Dr. Riane Eisler: I've met wonderful people through this work, of course. But it isn't just that. It is the feeling of contributing, the feeling of making a difference and of having something that... I mean, we're now talking with Meridian University about starting a whole concentration for a master's degree in partnership studies. We also, by the way, at the Center, have online courses that we're now converting to on-demand. So education, changing our consciousness, understanding that there is a new frame, I really invite everyone to take advantage of that and then to become, what you already are in so many ways, active agents of transformation from domination to partnership.
Kamea Chayne: And finally, what makes you most hopeful for our planet and world at the moment?

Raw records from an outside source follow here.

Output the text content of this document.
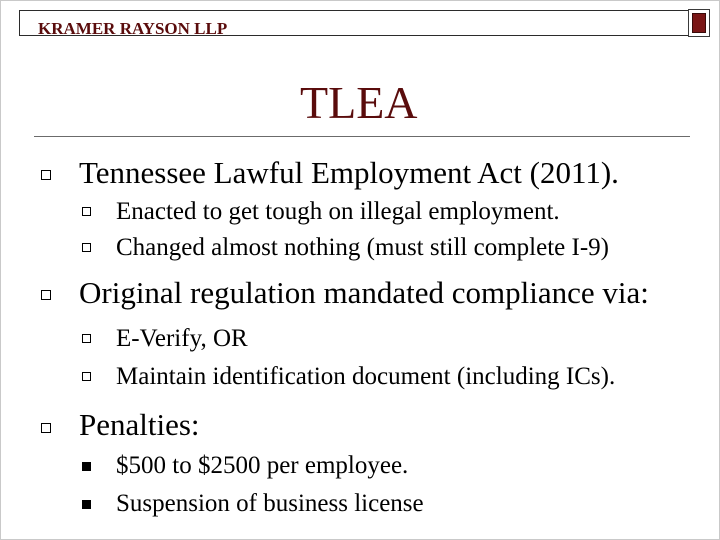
KRAMER RAYSON LLP
TLEA
Tennessee Lawful Employment Act (2011).
Enacted to get tough on illegal employment.
Changed almost nothing (must still complete I-9)
Original regulation mandated compliance via:
E-Verify, OR
Maintain identification document (including ICs).
Penalties:
$500 to $2500 per employee.
Suspension of business license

Dr. Riane Eisler: I always have to come back to what Nurturing Our Humanity shows again and again based on neuroscience, that the story that we've been told about what is human nature is, is false, that the so-called pleasure centers in our brains light up more when we share and care, than when we win and dominate. So we have that going for us: this human yearning for care and connection.
Kamea Chayne: Dr. Eisler, thank you so much for joining us on the show today. Really appreciated this thought-provoking conversation that also is extremely grounding in showing that there there are alternatives that we can work towards. What final words of wisdom do you have for us as green dreamers?
Dr. Riane Eisler: The truth is that so many of us, unless we've been completely brainwashed, know that there is a partnership way, that there is a better way, and that it is not only more fulfilling—I mean, we get endorphins when we care, not only for a friend or for a lover or for a child, but even for a pet—but that it's also more effective, as many organizations are learning now. So I just think that's the wave of the future. We need to name it. We need to build it.